Posterior Correction of Idiopathic Scoliosis With using Transpedicular Screw Fixation.
10.4184/jkss.2005.12.4.281
- Author:
Jae Yoon CHUNG
1
;
Jae Joon LEE
;
Hyoung Yeon SEO
Author Information
1. Department of Orthopedic Surgery, Chonnam National University Hospital, Kwangju, Korea. sanggunlee@lycos.co.kr
- Publication Type:Original Article
- Keywords:
Idiopathic scoliosis;
Posterior correction;
Transpedicular screws;
Radiological results
- MeSH:
Animals;
Congenital Abnormalities;
Follow-Up Studies;
Humans;
Lordosis;
Retrospective Studies;
Scoliosis*;
Spine
- From:Journal of Korean Society of Spine Surgery
2005;12(4):281-288
- CountryRepublic of Korea
- Language:Korean
-
Abstract:
STUDY DESIGN: This is a retrospective study. OBJECTIVES: We wanted to determine the effectiveness of performing transpedicular screw fixation in idiopathic scoliosis surgery by evaluating the radiological results. LITERATURE REVIEW SUMMARY: Deformity correction using pedicle screw fixation in scoliosis surgery is one of the most effective methods of treatment. However, the extent of correction and the complication rate are quite variable. MATERIALS AND METHODS: We evaluated the radiological results of performing posterior correction with using transpedicular screws in sixty patients who were suffering with idiopathic scoliosis. The follow-up duration was 39 months (range: 12 to 91 months). The changes of the coronal and sagittal geometry in the major and compensatory curves were measured according to the Cobb method with using the anteroposterior and lateral radiographs in the standing and lateral bending positions before the surgery and at the final follow-up. RESULTS: In the coronal plane, the average correction rate of the major curve was 77% and that of the compensatory curve was 72% on the immediate postoperative radiographs. In the sagittal plane, the Cobb angle in those patients who had a hypokyphosis under 15 degrees was improved from 9.0 degrees to 21.2 degrees. The angle between the lowest instrumented vertebra and T10, and also the lumbar lordosis did not change significantly.
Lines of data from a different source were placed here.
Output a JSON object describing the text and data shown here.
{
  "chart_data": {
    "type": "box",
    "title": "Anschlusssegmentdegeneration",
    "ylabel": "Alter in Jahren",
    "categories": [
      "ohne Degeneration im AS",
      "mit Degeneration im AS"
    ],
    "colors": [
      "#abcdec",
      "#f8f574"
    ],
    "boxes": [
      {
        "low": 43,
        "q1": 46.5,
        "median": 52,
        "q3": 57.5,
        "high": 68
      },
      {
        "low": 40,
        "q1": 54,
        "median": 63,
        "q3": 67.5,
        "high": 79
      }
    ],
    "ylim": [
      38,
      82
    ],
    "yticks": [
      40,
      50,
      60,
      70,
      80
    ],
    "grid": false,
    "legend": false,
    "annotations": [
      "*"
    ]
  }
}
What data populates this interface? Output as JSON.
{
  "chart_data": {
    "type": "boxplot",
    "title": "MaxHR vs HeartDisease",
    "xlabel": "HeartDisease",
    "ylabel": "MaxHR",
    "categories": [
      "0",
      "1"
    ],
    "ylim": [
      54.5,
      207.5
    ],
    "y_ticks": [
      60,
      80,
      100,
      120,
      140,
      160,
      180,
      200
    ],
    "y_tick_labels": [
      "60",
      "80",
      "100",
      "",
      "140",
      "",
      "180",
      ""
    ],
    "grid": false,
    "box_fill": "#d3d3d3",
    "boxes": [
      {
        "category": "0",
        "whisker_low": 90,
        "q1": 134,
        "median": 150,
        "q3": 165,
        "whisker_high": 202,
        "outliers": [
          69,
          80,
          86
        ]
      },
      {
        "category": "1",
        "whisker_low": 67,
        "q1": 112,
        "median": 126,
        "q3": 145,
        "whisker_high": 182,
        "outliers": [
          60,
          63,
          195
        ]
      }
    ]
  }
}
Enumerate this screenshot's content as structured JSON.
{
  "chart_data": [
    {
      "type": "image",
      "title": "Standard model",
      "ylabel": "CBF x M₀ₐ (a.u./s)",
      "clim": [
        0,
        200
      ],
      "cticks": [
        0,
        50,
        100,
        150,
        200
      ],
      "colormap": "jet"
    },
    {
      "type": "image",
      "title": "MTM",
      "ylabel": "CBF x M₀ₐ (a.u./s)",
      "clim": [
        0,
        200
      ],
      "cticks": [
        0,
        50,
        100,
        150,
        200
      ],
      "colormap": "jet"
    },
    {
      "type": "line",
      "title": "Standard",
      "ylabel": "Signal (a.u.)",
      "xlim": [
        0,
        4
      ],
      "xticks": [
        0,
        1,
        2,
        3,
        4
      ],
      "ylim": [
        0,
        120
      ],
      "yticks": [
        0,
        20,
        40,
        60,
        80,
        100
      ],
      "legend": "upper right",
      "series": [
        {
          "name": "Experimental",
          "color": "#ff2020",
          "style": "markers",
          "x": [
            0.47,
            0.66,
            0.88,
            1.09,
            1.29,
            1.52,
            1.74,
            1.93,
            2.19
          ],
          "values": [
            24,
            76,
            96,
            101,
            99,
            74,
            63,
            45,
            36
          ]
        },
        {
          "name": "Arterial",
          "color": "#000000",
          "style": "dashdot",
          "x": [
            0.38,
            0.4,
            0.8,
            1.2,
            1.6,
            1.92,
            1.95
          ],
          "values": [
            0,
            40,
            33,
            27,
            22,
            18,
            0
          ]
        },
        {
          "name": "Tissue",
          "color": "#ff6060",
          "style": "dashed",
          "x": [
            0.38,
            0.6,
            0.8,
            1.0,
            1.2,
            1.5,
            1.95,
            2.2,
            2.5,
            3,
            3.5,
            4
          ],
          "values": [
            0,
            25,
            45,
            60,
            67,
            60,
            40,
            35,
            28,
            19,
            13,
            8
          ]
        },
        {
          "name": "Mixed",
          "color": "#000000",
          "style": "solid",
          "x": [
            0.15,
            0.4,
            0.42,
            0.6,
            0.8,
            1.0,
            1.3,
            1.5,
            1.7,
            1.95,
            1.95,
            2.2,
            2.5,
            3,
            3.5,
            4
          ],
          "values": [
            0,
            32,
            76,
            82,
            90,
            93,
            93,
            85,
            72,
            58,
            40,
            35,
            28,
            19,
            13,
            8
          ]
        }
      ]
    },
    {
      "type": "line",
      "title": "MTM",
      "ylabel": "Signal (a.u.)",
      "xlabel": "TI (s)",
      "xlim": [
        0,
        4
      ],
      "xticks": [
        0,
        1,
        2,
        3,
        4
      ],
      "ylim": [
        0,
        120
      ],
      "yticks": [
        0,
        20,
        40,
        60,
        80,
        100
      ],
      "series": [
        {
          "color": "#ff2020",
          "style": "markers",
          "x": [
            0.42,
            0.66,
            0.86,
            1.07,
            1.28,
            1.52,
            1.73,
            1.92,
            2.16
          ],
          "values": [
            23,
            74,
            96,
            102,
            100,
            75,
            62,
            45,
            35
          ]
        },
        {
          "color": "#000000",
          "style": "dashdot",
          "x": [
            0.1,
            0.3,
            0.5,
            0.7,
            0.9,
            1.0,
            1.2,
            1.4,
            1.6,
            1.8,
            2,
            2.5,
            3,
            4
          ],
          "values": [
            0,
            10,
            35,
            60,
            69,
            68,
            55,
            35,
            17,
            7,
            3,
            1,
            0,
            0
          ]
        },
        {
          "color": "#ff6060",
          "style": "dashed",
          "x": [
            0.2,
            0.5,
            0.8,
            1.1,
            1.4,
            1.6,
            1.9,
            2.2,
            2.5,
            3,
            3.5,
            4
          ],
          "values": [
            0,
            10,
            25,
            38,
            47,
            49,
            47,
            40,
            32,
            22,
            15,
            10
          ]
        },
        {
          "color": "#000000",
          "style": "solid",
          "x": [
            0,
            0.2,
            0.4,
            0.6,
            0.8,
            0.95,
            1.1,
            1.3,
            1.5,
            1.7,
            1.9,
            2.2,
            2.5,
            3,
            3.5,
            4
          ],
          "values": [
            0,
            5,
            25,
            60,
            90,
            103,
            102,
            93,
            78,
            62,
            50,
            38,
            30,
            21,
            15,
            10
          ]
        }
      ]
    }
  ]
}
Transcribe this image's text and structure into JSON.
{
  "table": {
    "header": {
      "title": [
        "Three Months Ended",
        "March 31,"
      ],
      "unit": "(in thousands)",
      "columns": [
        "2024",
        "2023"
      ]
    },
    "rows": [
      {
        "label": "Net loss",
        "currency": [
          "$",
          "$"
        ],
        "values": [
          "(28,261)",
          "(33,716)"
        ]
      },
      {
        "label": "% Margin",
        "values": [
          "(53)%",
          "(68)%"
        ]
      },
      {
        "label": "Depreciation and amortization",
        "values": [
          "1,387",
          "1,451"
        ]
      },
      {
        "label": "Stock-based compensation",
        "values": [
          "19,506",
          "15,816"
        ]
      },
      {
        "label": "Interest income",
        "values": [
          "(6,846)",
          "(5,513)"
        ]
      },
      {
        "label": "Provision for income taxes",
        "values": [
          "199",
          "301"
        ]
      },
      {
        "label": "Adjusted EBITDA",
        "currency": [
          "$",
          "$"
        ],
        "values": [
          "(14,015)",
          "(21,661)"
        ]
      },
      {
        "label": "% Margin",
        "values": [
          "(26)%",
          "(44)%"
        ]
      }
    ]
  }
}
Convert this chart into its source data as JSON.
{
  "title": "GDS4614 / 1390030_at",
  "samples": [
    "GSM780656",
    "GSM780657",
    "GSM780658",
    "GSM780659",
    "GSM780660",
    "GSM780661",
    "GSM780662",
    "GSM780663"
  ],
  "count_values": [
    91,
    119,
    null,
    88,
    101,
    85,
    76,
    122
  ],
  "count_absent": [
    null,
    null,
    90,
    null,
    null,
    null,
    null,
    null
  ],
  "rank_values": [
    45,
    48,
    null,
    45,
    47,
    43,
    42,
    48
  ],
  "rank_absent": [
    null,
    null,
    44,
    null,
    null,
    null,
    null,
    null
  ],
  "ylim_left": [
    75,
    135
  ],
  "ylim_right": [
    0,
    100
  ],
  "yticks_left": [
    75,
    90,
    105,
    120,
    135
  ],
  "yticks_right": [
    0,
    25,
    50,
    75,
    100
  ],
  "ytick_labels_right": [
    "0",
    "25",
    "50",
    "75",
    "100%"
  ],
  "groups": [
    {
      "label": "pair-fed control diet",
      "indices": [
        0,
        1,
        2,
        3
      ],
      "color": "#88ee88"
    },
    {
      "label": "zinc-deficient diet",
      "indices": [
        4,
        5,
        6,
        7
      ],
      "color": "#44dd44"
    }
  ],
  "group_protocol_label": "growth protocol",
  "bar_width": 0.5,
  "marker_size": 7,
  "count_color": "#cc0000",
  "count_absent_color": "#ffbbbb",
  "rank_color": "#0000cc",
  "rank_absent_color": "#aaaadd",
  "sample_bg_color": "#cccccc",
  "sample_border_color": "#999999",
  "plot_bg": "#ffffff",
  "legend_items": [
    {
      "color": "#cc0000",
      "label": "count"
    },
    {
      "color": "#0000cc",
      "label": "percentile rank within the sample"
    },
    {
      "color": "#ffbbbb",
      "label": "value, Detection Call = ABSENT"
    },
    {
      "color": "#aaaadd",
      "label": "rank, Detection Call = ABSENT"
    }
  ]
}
The correction rate of the rotational deformity of the apical vertebra was 55%, and that of the translation degree was 68%. The correction rate of the translation of the lowest instrumented vertebra was 54% and that of the tilting angle was 77%. No patients had a significant loss of correction in the coronal or sagittal plane at the latest follow-up. CONCLUSIONS: Posterior correction using transpedicular screws was an effective method for treating idiopathic scoliosis, and it resulted in a high correction rate at the major curve and the compensatory curve even with short segment fixation, and it reduced the loss of the correction angle.